If you really think about it a shed load of medications come from humans, like infertitily drugs (Danish Army ) and RC Covents in various European Countries and if its so bad to think about would you refuse blood or a kidney. I'm sure they will make sure its not going to be just dropped into the loo then gathered and whacked in ! and if it could work then worth taking a chance. Not only that if you did'nt know how or what the begining product was would it matter.?
I think it's a really interesting idea.... one major field fecal transplants has been used in is the treatment of Chrohn's disease and other inflammatory bowel disorders. It has been shown that a rise in a specific species of bacteria in your gut may lead to some of the gut-related conditions, so a fecal transplant is a pretty good way to introduce bacteria into your gut in proportions that are known to lead to gut health.
For use in RA, I assume we;d have to first learn of a link with the microbiome in our gut contributing to disease which (I think?) hasn't been shown as yet.
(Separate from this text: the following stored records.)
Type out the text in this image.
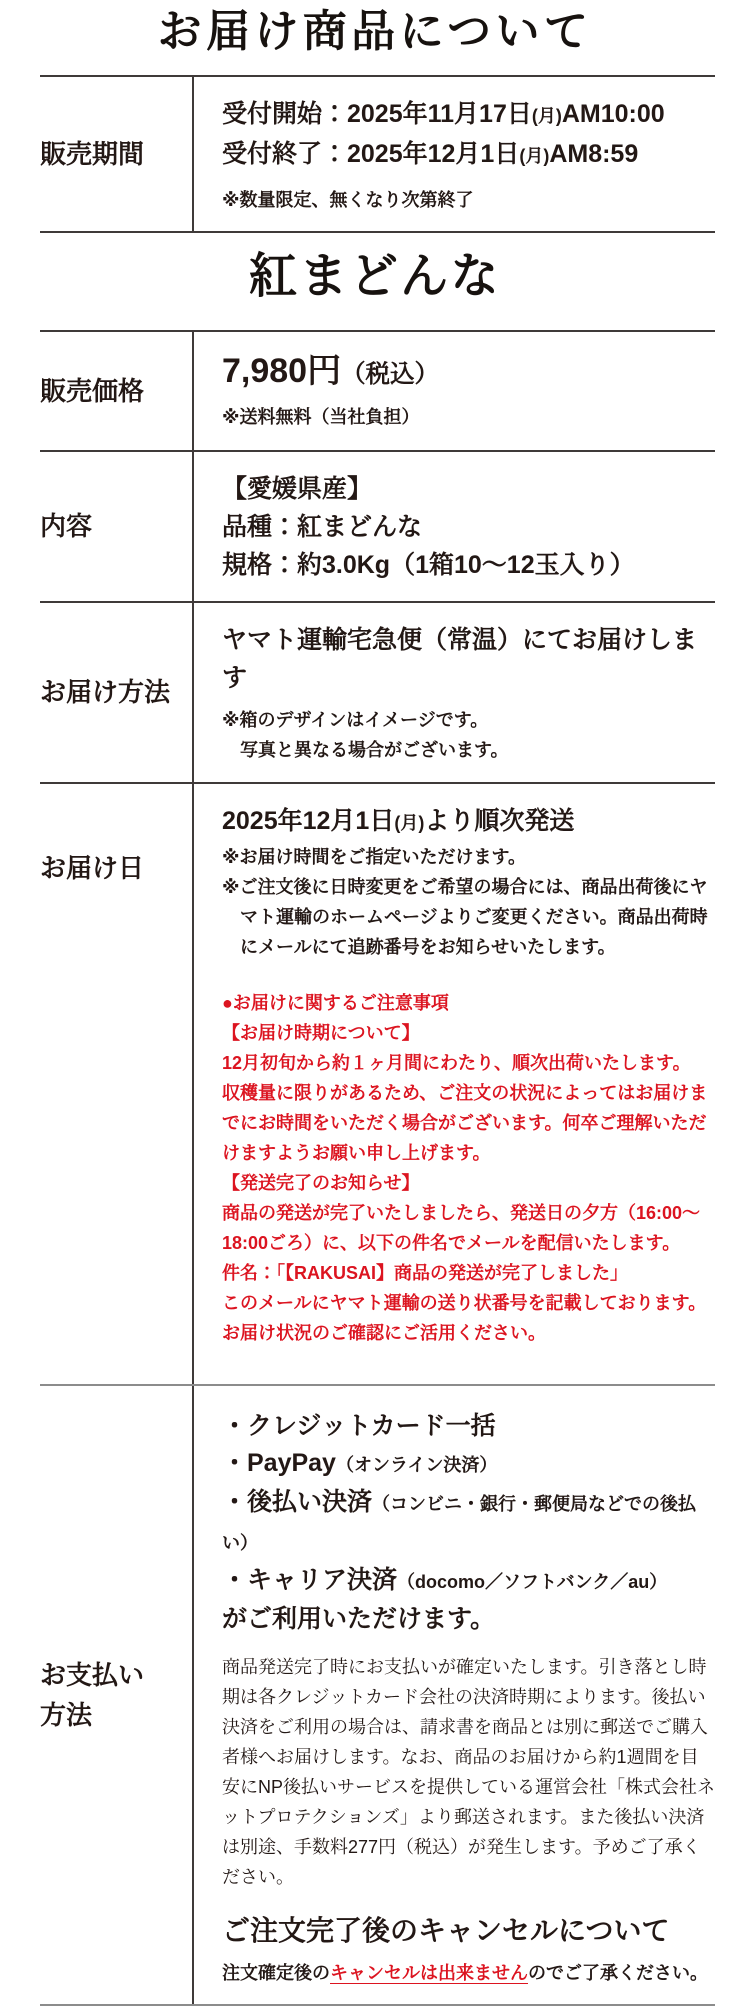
お届け商品について
販売期間
受付開始：2025年11月17日(月)AM10:00
受付終了：2025年12月1日(月)AM8:59
※数量限定、無くなり次第終了
紅まどんな
販売価格
7,980円（税込）
※送料無料（当社負担）
内容
【愛媛県産】
品種：紅まどんな
規格：約3.0Kg（1箱10～12玉入り）
お届け方法
ヤマト運輸宅急便（常温）にてお届けします
※箱のデザインはイメージです。
写真と異なる場合がございます。
お届け日
2025年12月1日(月)より順次発送
※お届け時間をご指定いただけます。
※ご注文後に日時変更をご希望の場合には、商品出荷後にヤマト運輸のホームページよりご変更ください。商品出荷時にメールにて追跡番号をお知らせいたします。
●お届けに関するご注意事項
【お届け時期について】
12月初旬から約１ヶ月間にわたり、順次出荷いたします。
収穫量に限りがあるため、ご注文の状況によってはお届けまでにお時間をいただく場合がございます。何卒ご理解いただけますようお願い申し上げます。
【発送完了のお知らせ】
商品の発送が完了いたしましたら、発送日の夕方（16:00～18:00ごろ）に、以下の件名でメールを配信いたします。
件名：「【RAKUSAI】商品の発送が完了しました」
このメールにヤマト運輸の送り状番号を記載しております。お届け状況のご確認にご活用ください。
お支払い
方法
・クレジットカード一括
・PayPay（オンライン決済）
・後払い決済（コンビニ・銀行・郵便局などでの後払い）
・キャリア決済（docomo／ソフトバンク／au）
がご利用いただけます。
商品発送完了時にお支払いが確定いたします。引き落とし時期は各クレジットカード会社の決済時期によります。後払い決済をご利用の場合は、請求書を商品とは別に郵送でご購入者様へお届けします。なお、商品のお届けから約1週間を目安にNP後払いサービスを提供している運営会社「株式会社ネットプロテクションズ」より郵送されます。また後払い決済は別途、手数料277円（税込）が発生します。予めご了承ください。
ご注文完了後のキャンセルについて
注文確定後のキャンセルは出来ませんのでご了承ください。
But, for example, if we knew that a lot of Shigella bacteria were disproportionately in the guts of people with RA that kind of thing would be a start, and the aim of fecal transplant would then be to introduce healthy populations of bacteria into our guts to compete with the Shigella.
In terms of how long these things last.... depends on the root of the problem? Could only be a short term fix (even if instantaneous) if the reason for your abnormal gut microbiota is environmental and you keep the same habits. If reason is genetic, may need repeated transplants. If reason is infection which has knocked your microbiota off for some reason, may be more long term effect having a transplant? Who knows - maybe it is a bacteria that causes inflammation in our guts initially and then leads to a cascade heading for joints? All to be discovered....
I think fecal transplants are really smart - take what works and put it where the problem is!
Thanks you've made me really think about this more (as have all the other interesting replies on here) and raised a lot of questions. Imagine if a permanent cure could be achieved in the future - even if people's habits/lifestyle had to change it would be worth it. However research seems to move slowly so whether it will be in my lifetime I'm not sure. I don't know whether RA research is less well funded than other forms but progress seems to be a little slow (I'm on MXT with not much hope of being given biologics if it doesn't work and MXT has been around 30 years I was told!).
Just got into uni this morning and the people in the office just next door are working on RA... research takes a while for sure, but we'll get there! I hope the benefit reaches you. Methotrexate has been first line treatment for ages, yes.... I'm on it too!
Reading this while eating my breakfast yuk! Might read again later!!
Hello again finished breakfast! just have to wait and see how research pans out I think.
I know it has been very successful for some people, there is some information about it in the Clever Guts Diet book by Michael Mosley.